Fasting is the strong assertion that our bodies are not our masters, that our god is not our stomach. Few practices cut more deeply against the grain of our indulgent, gluttonous culture than this. Yet fasting was clearly a custom of Jesus, and one he expected of his disciples. It is more frequently mentioned in the Bible than baptism.

There are fasts in Scripture for guidance, for discernment of God’s will (Judges 20); fasts associated with grieving (I Samuel 31:13); fasts to seek deliverance, salvation from enemies (II Chronicles 20:3-4); fasts to express concern for God’s work, dedication to God’s call, and praise of God’s glory.

Ezra was about to lead a group of exiles back to Jerusalem after the Persian captivity, so he proclaimed a fast to pray for a safe passage. The people would be facing many dangers without military protection during the 900 mile journey. Ezra 8:23: “So we fasted and petitioned our God about this, and he answered our prayer.” In his prayer for the rebuilding of Jerusalem’s walls, Nehemiah “fasted and prayed before the God of heaven” (Nehemiah 1:4). Daniel devoted himself to plead with God “in prayer and petition, in fasting” (Daniel 9:3). It wasn’t until after “they had fasted and prayed” in Acts 13:3 that the church in Antioch “placed their hands” on Barnabas and Saul of Tarsus and “sent them off” on the first missionary journey of the Church.

Jesus taught that fasting should be hidden for God to honor it. Jews ordinarily put ashes on their heads and bathed less during times of fasting and mourning. Clean faces and anointed heads were the custom of weddings and celebrations. However, Jesus taught that, while fasting, one should have a clean face and anointed head. The one fasting, known only to God according to the deeper righteousness of His kingdom, could be assured of His reward. Jonathan Edwards considered David Brainerd, the young missionary who would die at age 29 in the Edwards home, as the paragon of secret fasting and its blessings:

Among all the many days [Brainerd] spent in secret fasting and prayer that he gives an account of in his diary, there is scarce an instance of one but what was either attended or soon followed with apparent success and remarkable blessing in special incomes and consolations of God’s Spirit; and very often before the day was ended.

Clement of Alexandria, in the second century, records that early believers fasted on Wednesdays and Friday.
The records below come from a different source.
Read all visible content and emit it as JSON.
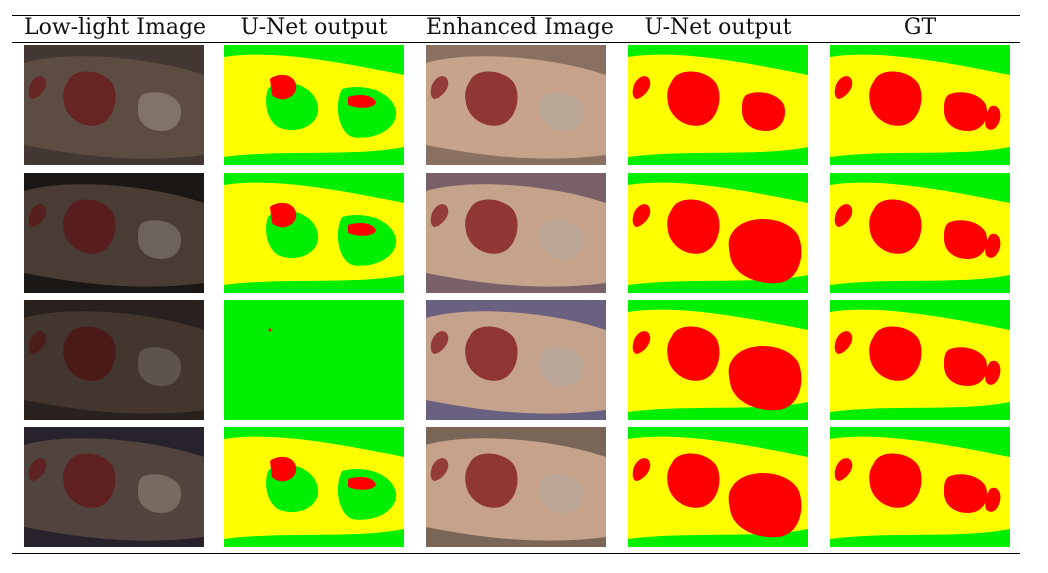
{
  "figure": {
    "columns": [
      {
        "label": "Low-light Image",
        "kind": "photo",
        "variant": "lowlight"
      },
      {
        "label": "U-Net output",
        "kind": "mask",
        "variant": "unet_low"
      },
      {
        "label": "Enhanced Image",
        "kind": "photo",
        "variant": "enhanced"
      },
      {
        "label": "U-Net output",
        "kind": "mask",
        "variant": "unet_enh"
      },
      {
        "label": "GT",
        "kind": "mask",
        "variant": "gt"
      }
    ],
    "rows": 4,
    "colors": {
      "background_class": "#00ee00",
      "skin_class": "#ffff00",
      "wound_class": "#ff0000",
      "phantom_skin": "#c9a58c",
      "wound_tissue": "#8a2a2a",
      "graft_tissue": "#b8a898"
    }
  }
}
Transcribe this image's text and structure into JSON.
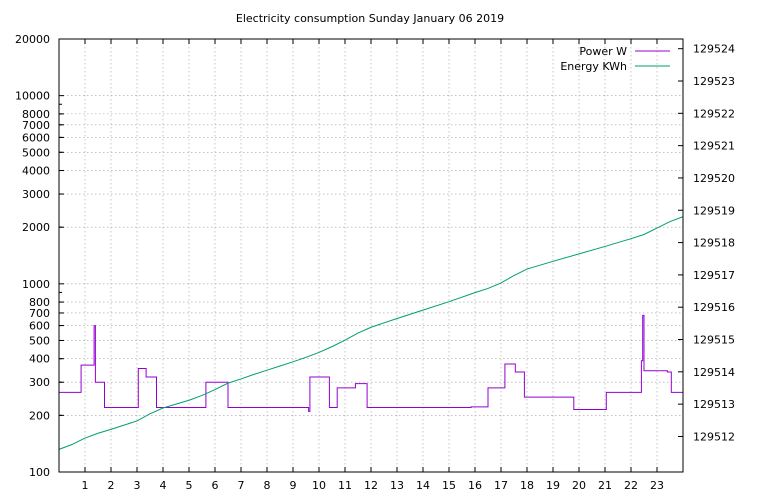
{
  "chart_data": {
    "type": "line",
    "title": "Electricity consumption Sunday January 06 2019",
    "xlabel": "",
    "ylabel": "",
    "x_range": [
      0,
      24
    ],
    "x_ticks": [
      1,
      2,
      3,
      4,
      5,
      6,
      7,
      8,
      9,
      10,
      11,
      12,
      13,
      14,
      15,
      16,
      17,
      18,
      19,
      20,
      21,
      22,
      23
    ],
    "y_left": {
      "scale": "log",
      "range": [
        100,
        20000
      ],
      "ticks": [
        100,
        200,
        300,
        400,
        500,
        600,
        700,
        800,
        1000,
        2000,
        3000,
        4000,
        5000,
        6000,
        7000,
        8000,
        10000,
        20000
      ]
    },
    "y_right": {
      "scale": "linear",
      "range": [
        129510.9,
        129524.3
      ],
      "ticks": [
        129512,
        129513,
        129514,
        129515,
        129516,
        129517,
        129518,
        129519,
        129520,
        129521,
        129522,
        129523,
        129524
      ]
    },
    "grid": true,
    "legend_position": "top-right",
    "series": [
      {
        "name": "Power W",
        "axis": "left",
        "step": true,
        "color": "#9400d3",
        "points": [
          [
            0,
            265
          ],
          [
            0.85,
            265
          ],
          [
            0.85,
            370
          ],
          [
            1.35,
            370
          ],
          [
            1.35,
            600
          ],
          [
            1.4,
            600
          ],
          [
            1.4,
            300
          ],
          [
            1.75,
            300
          ],
          [
            1.75,
            220
          ],
          [
            3.05,
            220
          ],
          [
            3.05,
            355
          ],
          [
            3.35,
            355
          ],
          [
            3.35,
            320
          ],
          [
            3.75,
            320
          ],
          [
            3.75,
            220
          ],
          [
            5.65,
            220
          ],
          [
            5.65,
            300
          ],
          [
            6.5,
            300
          ],
          [
            6.5,
            220
          ],
          [
            9.6,
            220
          ],
          [
            9.6,
            210
          ],
          [
            9.65,
            210
          ],
          [
            9.65,
            320
          ],
          [
            10.4,
            320
          ],
          [
            10.4,
            220
          ],
          [
            10.7,
            220
          ],
          [
            10.7,
            280
          ],
          [
            11.4,
            280
          ],
          [
            11.4,
            295
          ],
          [
            11.85,
            295
          ],
          [
            11.85,
            220
          ],
          [
            15.85,
            220
          ],
          [
            15.85,
            222
          ],
          [
            16.5,
            222
          ],
          [
            16.5,
            280
          ],
          [
            17.15,
            280
          ],
          [
            17.15,
            375
          ],
          [
            17.55,
            375
          ],
          [
            17.55,
            340
          ],
          [
            17.9,
            340
          ],
          [
            17.9,
            250
          ],
          [
            19.8,
            250
          ],
          [
            19.8,
            215
          ],
          [
            21.05,
            215
          ],
          [
            21.05,
            265
          ],
          [
            22.4,
            265
          ],
          [
            22.4,
            390
          ],
          [
            22.45,
            390
          ],
          [
            22.45,
            680
          ],
          [
            22.5,
            680
          ],
          [
            22.5,
            345
          ],
          [
            23.4,
            345
          ],
          [
            23.4,
            340
          ],
          [
            23.55,
            340
          ],
          [
            23.55,
            265
          ],
          [
            24,
            265
          ]
        ]
      },
      {
        "name": "Energy KWh",
        "axis": "right",
        "step": false,
        "color": "#009e73",
        "points": [
          [
            0,
            129511.6
          ],
          [
            0.5,
            129511.75
          ],
          [
            1,
            129511.95
          ],
          [
            1.5,
            129512.1
          ],
          [
            2,
            129512.22
          ],
          [
            2.5,
            129512.35
          ],
          [
            3,
            129512.48
          ],
          [
            3.5,
            129512.7
          ],
          [
            4,
            129512.88
          ],
          [
            4.5,
            129513.0
          ],
          [
            5,
            129513.12
          ],
          [
            5.5,
            129513.27
          ],
          [
            6,
            129513.45
          ],
          [
            6.5,
            129513.65
          ],
          [
            7,
            129513.78
          ],
          [
            7.5,
            129513.92
          ],
          [
            8,
            129514.05
          ],
          [
            8.5,
            129514.18
          ],
          [
            9,
            129514.31
          ],
          [
            9.5,
            129514.45
          ],
          [
            10,
            129514.6
          ],
          [
            10.5,
            129514.78
          ],
          [
            11,
            129514.98
          ],
          [
            11.5,
            129515.2
          ],
          [
            12,
            129515.38
          ],
          [
            13,
            129515.65
          ],
          [
            14,
            129515.91
          ],
          [
            15,
            129516.17
          ],
          [
            16,
            129516.45
          ],
          [
            16.5,
            129516.58
          ],
          [
            17,
            129516.75
          ],
          [
            17.5,
            129516.98
          ],
          [
            18,
            129517.18
          ],
          [
            19,
            129517.42
          ],
          [
            20,
            129517.65
          ],
          [
            21,
            129517.88
          ],
          [
            22,
            129518.12
          ],
          [
            22.5,
            129518.25
          ],
          [
            23,
            129518.45
          ],
          [
            23.5,
            129518.65
          ],
          [
            24,
            129518.8
          ]
        ]
      }
    ]
  }
}
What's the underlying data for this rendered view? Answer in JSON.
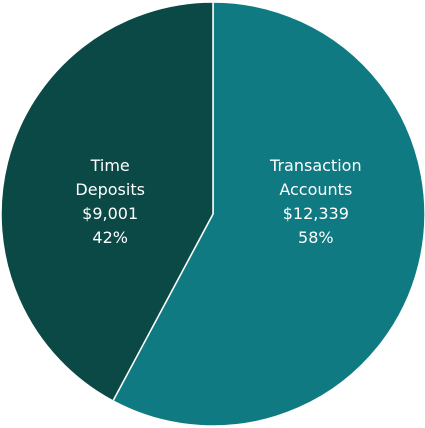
{
  "chart_data": {
    "type": "pie",
    "categories": [
      "Transaction Accounts",
      "Time Deposits"
    ],
    "values": [
      12339,
      9001
    ],
    "value_labels": [
      "$12,339",
      "$9,001"
    ],
    "percent_labels": [
      "58%",
      "42%"
    ],
    "colors": [
      "#0f7a82",
      "#0a4945"
    ]
  }
}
Fasting has been a part of the celebration of Lent since 340 A.D., when Athanasius suggested that it be used to commemorate Jesus’ experience in the wilderness. Christians throughout history have fasted in preparation for the Lord’s Supper. John Wesley refused to ordain Methodist leaders who did not observe a weekly time of fasting.

Charles Finney found it personally profitable “to hold frequent days of private fasting” for kindling “a revival in our soul” as remedy to a flagging spirit of prayer and for gaining “greater prevalence with God.” This was to “know ourselves as starving souls,” a state of prayerfulness, acknowledging how crucial it was that the soul’s “hungering after the bread and its thirsting for the water of life should be duly enkindled, and that the spirit should pant and struggle after God, and ‘cry out for the living God.’”

Don Whitney has written: “The Bible does not teach that fasting is a kind of spiritual hunger strike that compels God to do our bidding. If we ask for something [in prayer that is] outside of God’s will, fasting does not cause Him to reconsider. Fasting does not change God’s hearing so much as it changes our praying.”

Fasting strengthens prayer, it intensifies and fortifies prayer, sharpening and giving focus and passion to our intercessions. Fasting causes us to yearn for what we pray for and understand fully who truly is the Author of every answer to prayer. And fasting, like kneeling, is a physical gesture which cultivates the spiritual posture God loves and looks for in all those He blesses.

When we need stronger prayer in a matter, it is an invitation from the Lord to fast. If we need guidance, it is an encouragement to fast. God gives us the gifts of prayer and fasting in order to be close to Him.